George W. Bush began his presidency in similar fashion with big tax cuts for the rich (the biggest, in fact, since Reagan), premised on the guarantee that all would benefit – a true indication of his trickle-down credentials. As it happened, rather than trickling down, the dividends defied gravity, trickling upwards. By 2005, the top 1% had seen their after-tax household income increase by 80% compared with 1979, an increase over 10 times quicker than that experienced by the bottom 25%. As he left office some 4 years later, wages were lagging far behind inflation, resulting in stagnating living standards, and employment growth was falling fast, in stark contrast to the booming Clinton years. The optimism of the 90s had well and truly died.
Old dogs, old tricks
Obama’s administration made some modest attempts to better balance the tax burden, estimates even suggesting the richest 1% paid more in tax in 2013 than they did in 1980. Trump, however, abruptly stalled and then reversed this progress. Wilfully disregarding the evidence, he gave supply-side another go, rolling out, in 2017, nation-wide tax cuts predicted to cost $6.2tn in just 10 years. As described by Paul Krugman, these included ‘a cut in top individual tax rates; a cut in corporate taxes; and an end to the estate tax.’ All, he was convinced, would ‘overwhelmingly benefit the wealthy, mainly the top 1 percent.’ The cuts added more to the national debt than any other single American tax bill in the past three decades, and the widening of the deficit they’ve caused has sparked fears of future cuts to social security and Medicare. In truth, the real extent of the damage they will cause remains to be seen.
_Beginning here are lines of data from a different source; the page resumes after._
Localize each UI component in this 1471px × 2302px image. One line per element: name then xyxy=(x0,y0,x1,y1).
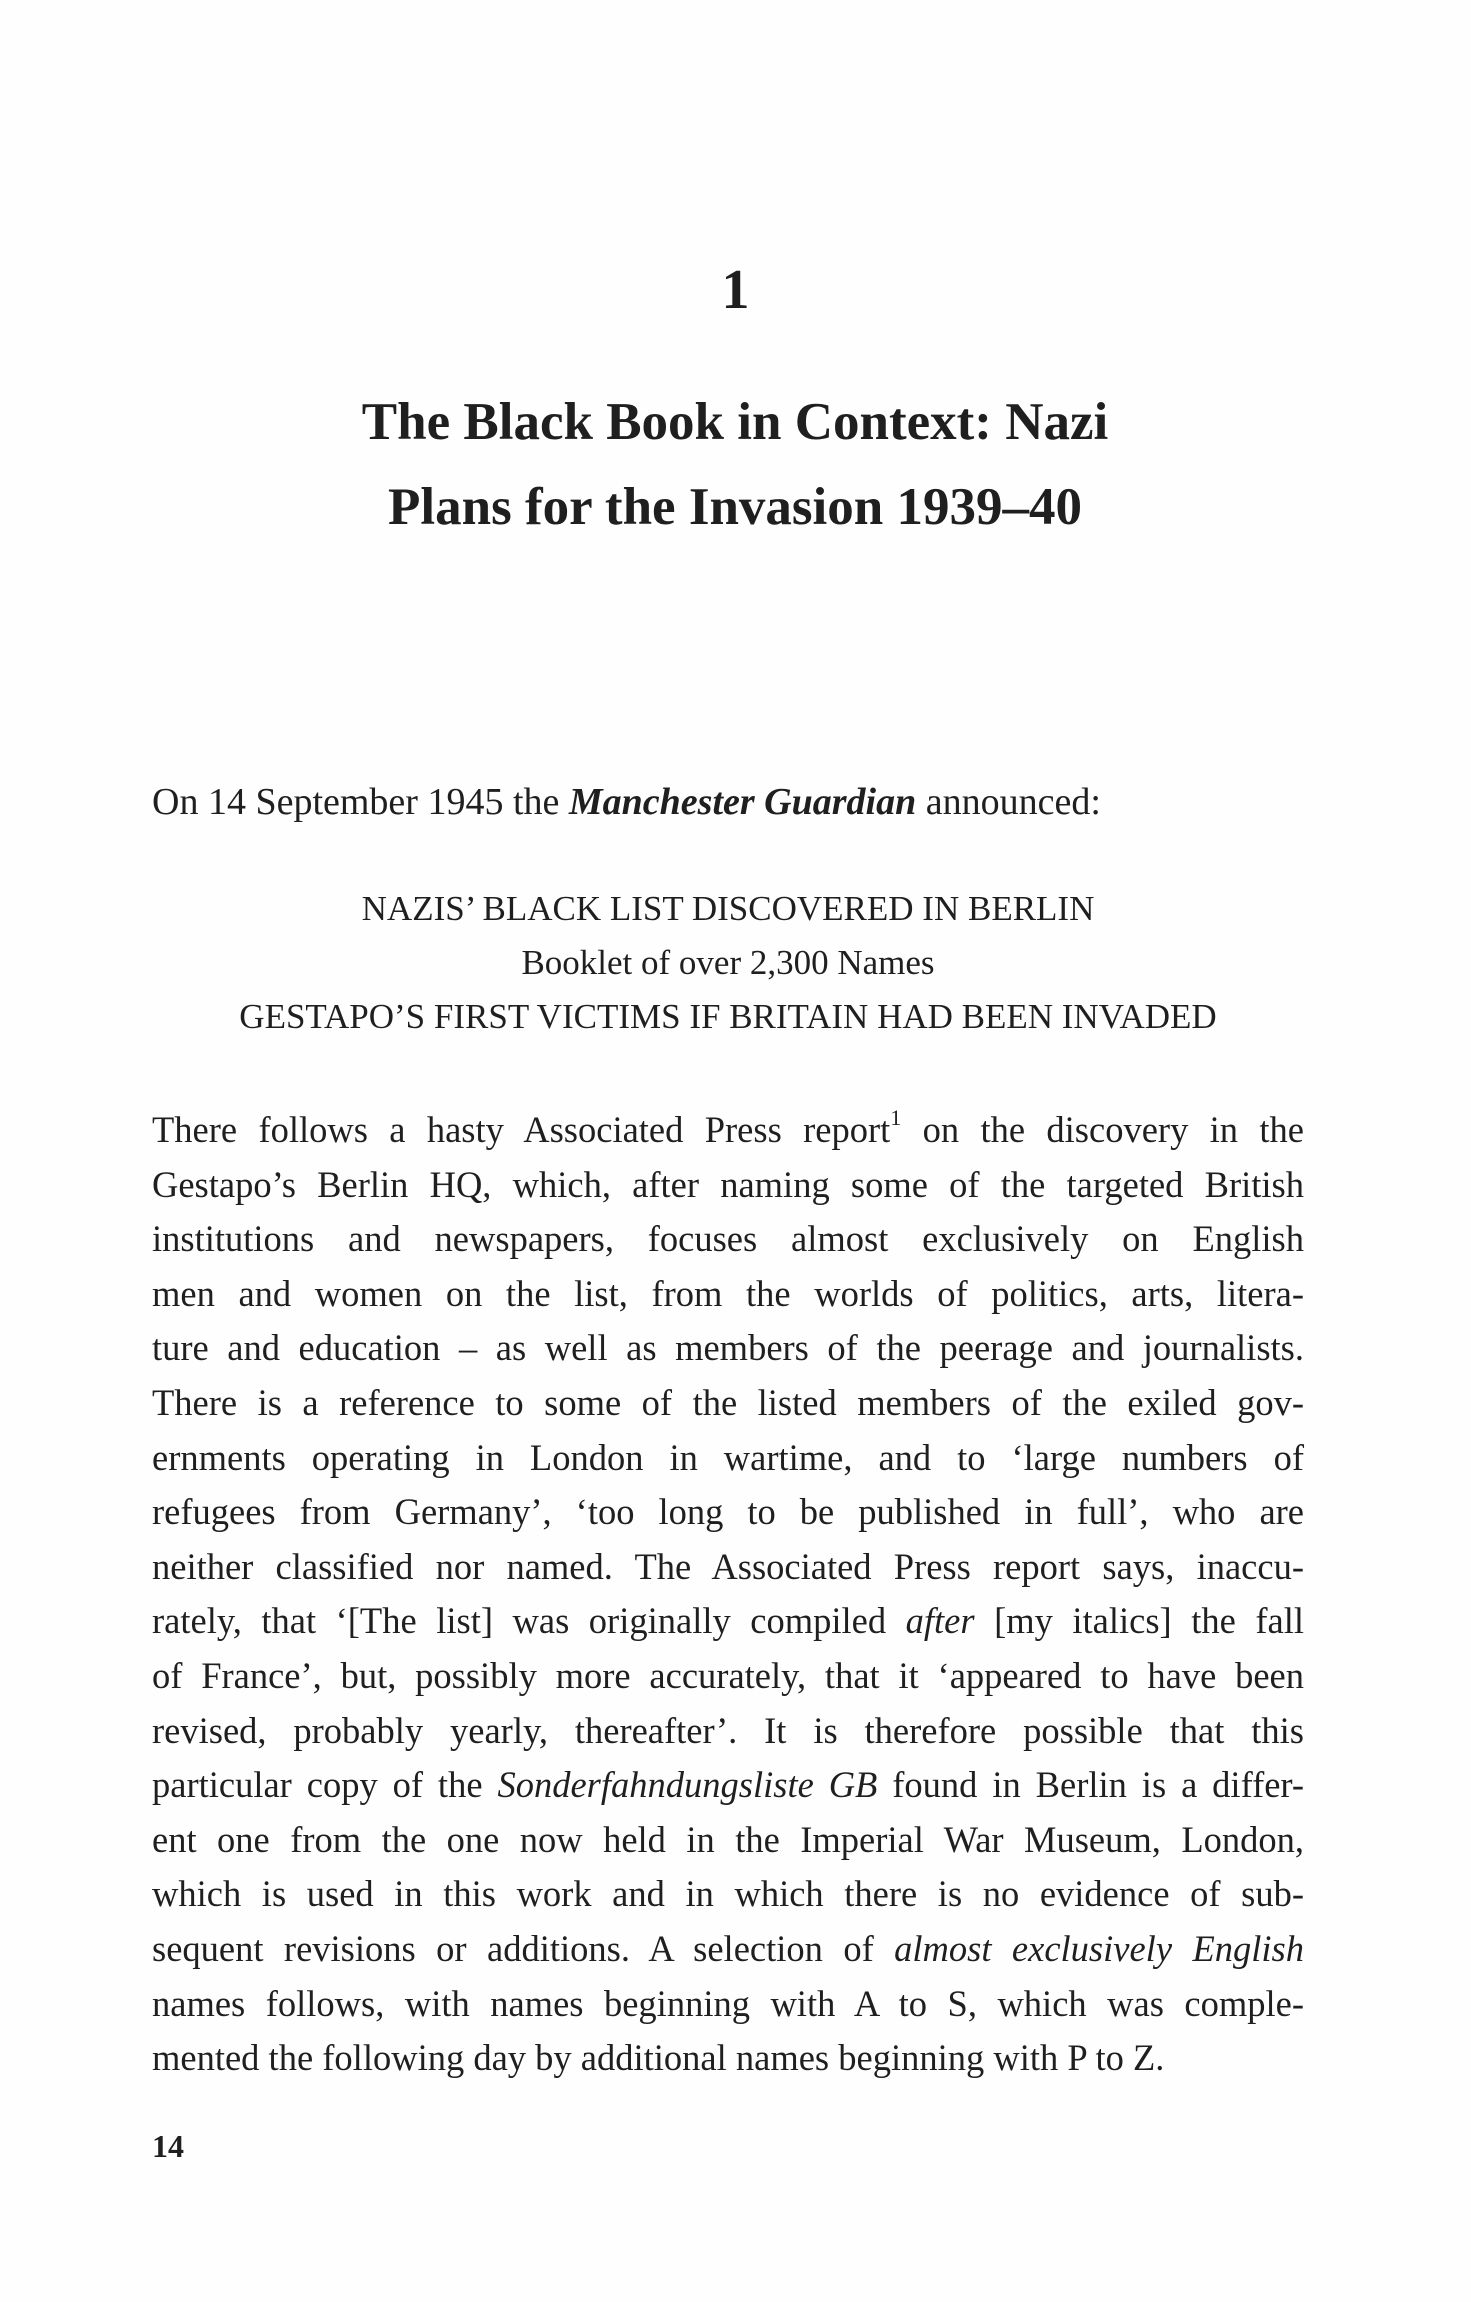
chapter-number: 1 xyxy=(721,259,750,321)
text-line xyxy=(152,1922,1304,1977)
text-line xyxy=(152,1594,1304,1649)
page-number: 14 xyxy=(152,2128,184,2164)
text-line: ent one from the one now held in the Imperial War Museum, London, xyxy=(152,1818,1304,1860)
italic-text: Sonderfahndungsliste GB xyxy=(497,1764,878,1806)
chapter-title xyxy=(235,380,1235,550)
text-span: rately, that ‘[The list] was originally compiled xyxy=(152,1600,906,1642)
text-line: refugees from Germany’, ‘too long to be published in full’, who are xyxy=(152,1491,1304,1533)
text-span: sequent revisions or additions. A selection of xyxy=(152,1927,895,1969)
text-line: Gestapo’s Berlin HQ, which, after naming some of the targeted British xyxy=(152,1163,1304,1205)
body-paragraph xyxy=(152,1103,1304,2086)
text-line: which is used in this work and in which there is no evidence of sub- xyxy=(152,1873,1304,1915)
headline-line: Booklet of over 2,300 Names xyxy=(521,943,935,982)
text-span: [my italics] the fall xyxy=(974,1600,1304,1642)
italic-text: almost exclusively English xyxy=(894,1927,1304,1969)
text-line: ture and education – as well as members of the peerage and journalists. xyxy=(152,1327,1304,1369)
headline-line: NAZIS’ BLACK LIST DISCOVERED IN BERLIN xyxy=(361,889,1095,928)
newspaper-headline xyxy=(152,882,1304,1044)
text-line: revised, probably yearly, thereafter’. It is therefore possible that this xyxy=(152,1709,1304,1751)
text-line: institutions and newspapers, focuses almost exclusively on English xyxy=(152,1218,1304,1260)
publication-name: Manchester Guardian xyxy=(568,781,917,823)
headline-line: GESTAPO’S FIRST VICTIMS IF BRITAIN HAD BEEN INVADED xyxy=(239,997,1217,1036)
text-line: of France’, but, possibly more accurately, that it ‘appeared to have been xyxy=(152,1654,1304,1696)
text-span: on the discovery in the xyxy=(901,1109,1304,1150)
text-span: particular copy of the xyxy=(152,1764,498,1806)
text-line: There is a reference to some of the listed members of the exiled gov- xyxy=(152,1381,1304,1423)
text-span: There follows a hasty Associated Press report xyxy=(152,1109,891,1150)
text-line: ernments operating in London in wartime, and to ‘large numbers of xyxy=(152,1436,1304,1478)
text-line: mented the following day by additional names beginning with P to Z. xyxy=(152,2037,1165,2079)
text-line: men and women on the list, from the worlds of politics, arts, litera- xyxy=(152,1272,1304,1314)
footnote-marker[interactable]: 1 xyxy=(890,1104,902,1130)
text-line: neither classified nor named. The Associated Press report says, inaccu- xyxy=(152,1545,1304,1587)
chapter-title-line: The Black Book in Context: Nazi xyxy=(361,393,1109,451)
text-span: found in Berlin is a differ- xyxy=(877,1764,1305,1806)
intro-text: announced: xyxy=(916,781,1101,823)
intro-text: On 14 September 1945 the xyxy=(152,781,569,823)
text-line: names follows, with names beginning with A to S, which was comple- xyxy=(152,1982,1304,2024)
chapter-title-line: Plans for the Invasion 1939–40 xyxy=(388,478,1082,536)
text-line xyxy=(152,1103,1304,1158)
intro-paragraph xyxy=(152,780,1302,824)
text-line xyxy=(152,1758,1304,1813)
italic-text: after xyxy=(905,1600,975,1642)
If history is anything to go by, though, the middle and lower classes should brace themselves.
Epitomising the strangeness of these times, Trump followed up his tax reforms by awarding Arthur Laffer the Presidential Medal of Freedom, the nation’s highest civilian honour. In the midst of a deafening chorus of criticism, he re-swore his allegiance to the Laffer creed. The mind truly boggles: despite being derided by economists left and right, Laffer’s supply-side prescriptions remain inexplicably influential, guiding the policy of the world’s largest economy. And regretfully, Trump’s endorsement is no outlying opinion; indeed, it is the glue that’s holding, and has often held, the Republicans together. A party that historically prided itself on its empiricism has lost itself down the rabbit hole. Quite what it will take to divorce it from this obsession is anyone’s guess; the attachment is evidently a fierce one. Insanity – we should remember – is doing the same thing over and over and expecting a different result, which prompts the question: how can they possibly think it will be any different this time around?